Roll out your dough – I took a baking sheet and rolled the dough until it completely filled the sheet. This recipe works best to make a sheet of 16″ x 9″ x 0.25″. Leaving 1 centimeter around the edges, smear the filling on the dough and then roll it along the long side (hotdog style? Is that a thing?). Using a serrated knife cut the rolls about 2.5 cm thick. Arrange then nicely a greased baking dish – they should touch. That dirty sauce pan? Add a bunch of water and boil it. That baking dish? Put it into a cold oven with that boiling pot of water and let the rolls rise once more – about 45 minutes. Take the pot out of the oven, turn the oven to 175°C (350°F) without preheating for 30 minutes. I used this time to enjoy a nice bourbon and to catch up on my twitter. You can make your glaze.
In your cleaned mixer, cause we did dishes as we went, add 250 grams of powdered sugar, 1 shot of bourbon, 1 tsp vanilla, and 56 grams of melted butter.
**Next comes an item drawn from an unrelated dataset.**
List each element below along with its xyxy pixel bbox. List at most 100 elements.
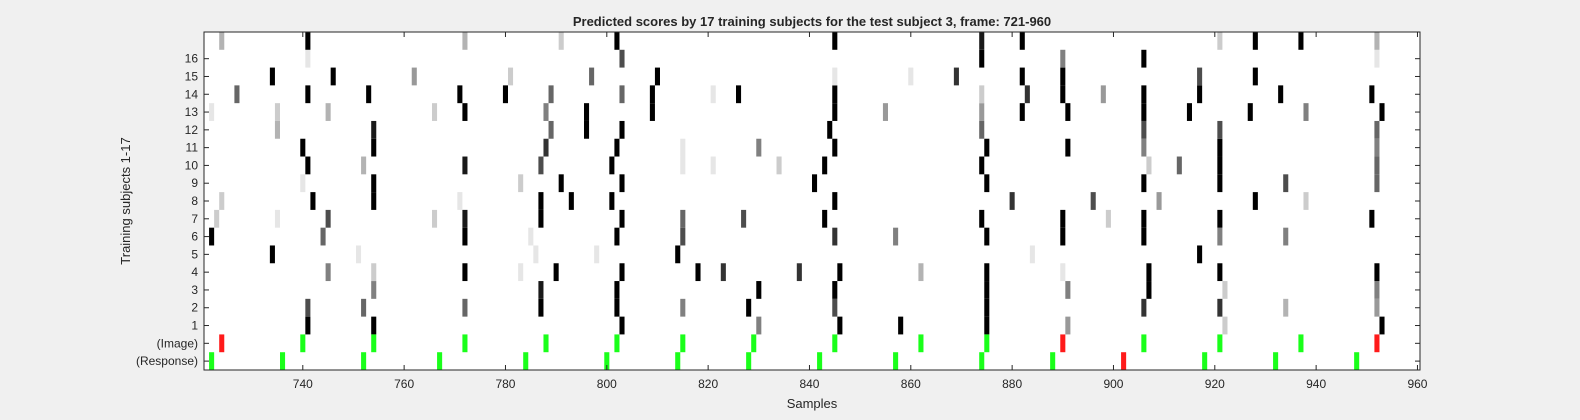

If your icing looks runny, add more sugar until you can drizzle it. If your icing is too thick, add more bourbon or some water. If you’re like me, just pour the bourbon into a glass and don’t worry about it. When all is said and done, these are some
ugly delicious pastries. I ate two – there went my diet.
These don’t travel well, so I won’t be sending any out. Tell you what? You comment on this post and I’ll think about sending my bourbon icing.
Chemistry is all around you – even when we pretend it’s biology (applied chemistry). It’s not good, it’s not bad – it’s just there. Sure, there are some nasty molecules out there, but there are just as many that are super cool. As always, if you have suggestions, comments, questions, let me know.
* Correction. I previously stated that fructose had to be “split” into glucose. This is not the case. It is enzymatically converted via an “aldolase reaction” or in the liver (at least, it is in 20-day old rats).